What was it like to grow up Jewish in Italy during World War II? Sit with a little girl as her grandmother tells the story of her childhood in Rome, of being separated from her father and of going into hiding in the mountains.  It is a story of courage and human kindness in a time of war told in a way that is accessible and appropriate for young readers.


Behind the book:

I WILL COME BACK TO YOU is based on a story I heard many times when I was growing up. My mother kept a small silver donkey with two miniature baskets on a special shelf in our living room. She sometimes took it down and let me hold it. Then she would tell me about the time she and my brothers were separated during World War II. I never tired of this story. When I began the first draft of I WILL COME BACK FOR YOU I decided to use a charm bracelet as a narrative device which meant I had to change my eldest brother into a girl. I got the idea of using the bracelet from another childhood memory – sitting on my aunt’s lap and playing with the charms on her bracelet as she told me why she had collected each one. Other than these two “artistic liberties” the story is completely true.
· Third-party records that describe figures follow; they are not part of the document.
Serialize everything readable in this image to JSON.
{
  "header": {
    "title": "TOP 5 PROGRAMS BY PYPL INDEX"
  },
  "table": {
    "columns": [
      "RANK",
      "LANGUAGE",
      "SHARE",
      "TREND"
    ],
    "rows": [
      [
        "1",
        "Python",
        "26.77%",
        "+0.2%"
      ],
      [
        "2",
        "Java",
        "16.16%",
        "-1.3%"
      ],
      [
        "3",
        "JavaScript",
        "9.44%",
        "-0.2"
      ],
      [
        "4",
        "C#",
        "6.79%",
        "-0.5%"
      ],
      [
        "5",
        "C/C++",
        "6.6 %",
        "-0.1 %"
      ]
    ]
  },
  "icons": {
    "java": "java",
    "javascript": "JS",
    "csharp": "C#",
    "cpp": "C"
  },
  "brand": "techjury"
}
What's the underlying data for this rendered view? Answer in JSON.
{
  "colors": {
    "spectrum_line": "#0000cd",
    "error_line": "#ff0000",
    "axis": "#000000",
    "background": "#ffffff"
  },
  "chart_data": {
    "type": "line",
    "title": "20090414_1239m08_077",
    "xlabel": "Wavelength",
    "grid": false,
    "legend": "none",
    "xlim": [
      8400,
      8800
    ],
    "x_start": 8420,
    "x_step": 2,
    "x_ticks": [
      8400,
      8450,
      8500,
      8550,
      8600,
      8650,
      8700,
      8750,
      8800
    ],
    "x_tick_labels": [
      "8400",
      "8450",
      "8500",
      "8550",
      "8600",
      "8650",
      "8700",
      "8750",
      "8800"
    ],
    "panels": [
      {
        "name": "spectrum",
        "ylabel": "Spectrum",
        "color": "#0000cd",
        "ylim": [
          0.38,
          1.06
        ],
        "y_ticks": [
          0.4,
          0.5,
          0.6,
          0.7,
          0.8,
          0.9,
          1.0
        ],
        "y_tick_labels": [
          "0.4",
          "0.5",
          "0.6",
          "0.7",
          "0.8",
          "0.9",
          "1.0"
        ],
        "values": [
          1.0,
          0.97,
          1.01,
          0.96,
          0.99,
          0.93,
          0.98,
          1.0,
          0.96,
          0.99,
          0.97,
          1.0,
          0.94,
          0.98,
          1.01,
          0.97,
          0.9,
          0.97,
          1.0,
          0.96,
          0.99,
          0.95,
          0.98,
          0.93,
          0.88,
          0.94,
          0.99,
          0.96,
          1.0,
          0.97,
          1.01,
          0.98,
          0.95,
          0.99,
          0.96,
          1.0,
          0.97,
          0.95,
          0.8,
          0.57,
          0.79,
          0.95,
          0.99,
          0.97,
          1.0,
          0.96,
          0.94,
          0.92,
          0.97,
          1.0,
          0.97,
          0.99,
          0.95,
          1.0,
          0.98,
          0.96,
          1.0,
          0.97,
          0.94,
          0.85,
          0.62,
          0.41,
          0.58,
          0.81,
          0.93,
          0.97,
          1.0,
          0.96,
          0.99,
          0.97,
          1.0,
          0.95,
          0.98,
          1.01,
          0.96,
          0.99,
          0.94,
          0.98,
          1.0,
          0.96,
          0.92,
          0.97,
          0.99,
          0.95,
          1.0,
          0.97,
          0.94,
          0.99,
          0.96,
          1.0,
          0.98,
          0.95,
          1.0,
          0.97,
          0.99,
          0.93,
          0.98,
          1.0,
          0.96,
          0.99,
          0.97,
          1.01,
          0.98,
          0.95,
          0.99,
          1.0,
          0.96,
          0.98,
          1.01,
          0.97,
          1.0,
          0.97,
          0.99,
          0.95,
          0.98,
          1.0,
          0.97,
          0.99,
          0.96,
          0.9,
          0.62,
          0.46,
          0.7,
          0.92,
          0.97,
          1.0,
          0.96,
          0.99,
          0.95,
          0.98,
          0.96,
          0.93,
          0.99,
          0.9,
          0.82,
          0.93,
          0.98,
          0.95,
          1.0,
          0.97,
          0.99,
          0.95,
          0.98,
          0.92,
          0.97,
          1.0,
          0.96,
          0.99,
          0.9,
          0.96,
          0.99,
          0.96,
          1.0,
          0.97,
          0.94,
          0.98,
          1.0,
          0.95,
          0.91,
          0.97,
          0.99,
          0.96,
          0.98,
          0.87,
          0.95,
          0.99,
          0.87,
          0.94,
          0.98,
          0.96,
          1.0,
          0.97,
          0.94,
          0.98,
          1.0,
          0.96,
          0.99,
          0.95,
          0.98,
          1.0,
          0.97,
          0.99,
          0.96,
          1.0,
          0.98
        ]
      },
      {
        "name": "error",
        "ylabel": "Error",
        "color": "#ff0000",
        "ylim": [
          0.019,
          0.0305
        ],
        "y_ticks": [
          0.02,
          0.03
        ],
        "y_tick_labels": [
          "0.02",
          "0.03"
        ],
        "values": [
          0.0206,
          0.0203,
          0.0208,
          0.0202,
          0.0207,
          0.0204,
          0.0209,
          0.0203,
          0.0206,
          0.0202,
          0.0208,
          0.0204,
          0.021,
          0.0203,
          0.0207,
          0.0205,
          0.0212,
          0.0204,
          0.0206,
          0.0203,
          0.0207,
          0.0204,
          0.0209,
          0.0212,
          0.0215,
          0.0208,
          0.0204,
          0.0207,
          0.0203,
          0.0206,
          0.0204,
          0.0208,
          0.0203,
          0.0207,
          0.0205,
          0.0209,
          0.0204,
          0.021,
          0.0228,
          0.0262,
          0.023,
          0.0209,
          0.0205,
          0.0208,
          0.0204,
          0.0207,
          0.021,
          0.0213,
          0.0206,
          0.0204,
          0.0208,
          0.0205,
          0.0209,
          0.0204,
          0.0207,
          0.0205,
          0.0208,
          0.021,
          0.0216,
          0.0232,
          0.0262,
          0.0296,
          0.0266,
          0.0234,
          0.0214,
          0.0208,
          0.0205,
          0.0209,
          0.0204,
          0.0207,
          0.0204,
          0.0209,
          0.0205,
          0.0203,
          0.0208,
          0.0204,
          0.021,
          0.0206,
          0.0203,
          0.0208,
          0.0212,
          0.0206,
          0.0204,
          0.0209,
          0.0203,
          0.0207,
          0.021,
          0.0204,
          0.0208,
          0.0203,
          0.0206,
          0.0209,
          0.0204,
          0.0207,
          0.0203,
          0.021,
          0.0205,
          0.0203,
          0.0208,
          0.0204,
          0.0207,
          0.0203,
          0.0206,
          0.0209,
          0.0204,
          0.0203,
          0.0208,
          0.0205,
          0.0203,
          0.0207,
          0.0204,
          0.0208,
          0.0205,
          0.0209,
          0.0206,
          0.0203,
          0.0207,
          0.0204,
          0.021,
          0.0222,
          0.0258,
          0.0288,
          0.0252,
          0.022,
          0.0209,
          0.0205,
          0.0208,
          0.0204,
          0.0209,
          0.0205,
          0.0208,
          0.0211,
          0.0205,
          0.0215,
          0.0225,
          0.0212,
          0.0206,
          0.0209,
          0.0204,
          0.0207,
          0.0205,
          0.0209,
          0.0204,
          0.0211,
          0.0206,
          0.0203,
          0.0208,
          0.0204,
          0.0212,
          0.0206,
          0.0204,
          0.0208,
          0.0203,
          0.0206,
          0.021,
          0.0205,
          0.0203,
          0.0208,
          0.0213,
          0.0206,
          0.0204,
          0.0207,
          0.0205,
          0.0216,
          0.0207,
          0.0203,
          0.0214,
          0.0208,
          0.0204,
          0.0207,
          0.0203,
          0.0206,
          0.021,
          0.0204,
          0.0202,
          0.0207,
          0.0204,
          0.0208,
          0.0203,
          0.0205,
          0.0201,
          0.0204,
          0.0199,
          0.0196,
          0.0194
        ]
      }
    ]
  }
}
In the 1980s, my mother and brother, Roberto, returned to the mountains where they had been in hiding during the war and actually found the farm family that had protected them!


 Reviews:

Russo bases this book on her own family history. Her writing is direct but always reassuring, and her naïf gauche illustrations, rendered in saturated autumnal tones, feel very close to the actual family photographs that serve as the book's endpapers. Ingenuity and compassion are recurring themes in this eloquent portrayal of a family's struggle for freedom.
Publishers Weekly *starred review


“The bright, clear, gouache illustrations on watercolor paper stay true to the child’s viewpoint—confused and sad about the separation and secrets, until there is a joyful reunion with Mama. The children never saw Papa again, though, and a closing page without pictures, just text against a black background, has a powerful effect. A fine addition to the Holocaust curriculum.”
Booklist


 “…readers will find themselves engrossed after a few pages. Russo has an ear for the vivid and child-friendly detail—the disgusting concoction Mamma drinks in order to make her too ill for the Nazi transport; the baskets filled with piglets the children hide in to join her in the mountains. Saturated gouache paintings in the warm colors of a northern Italian village depict both the happiness of family togetherness and the tension and fear of wartime. Photos of the real Mamma (Russo’s mother) and other members of her family adorn the endpapers, bringing the story even closer to child audiences.”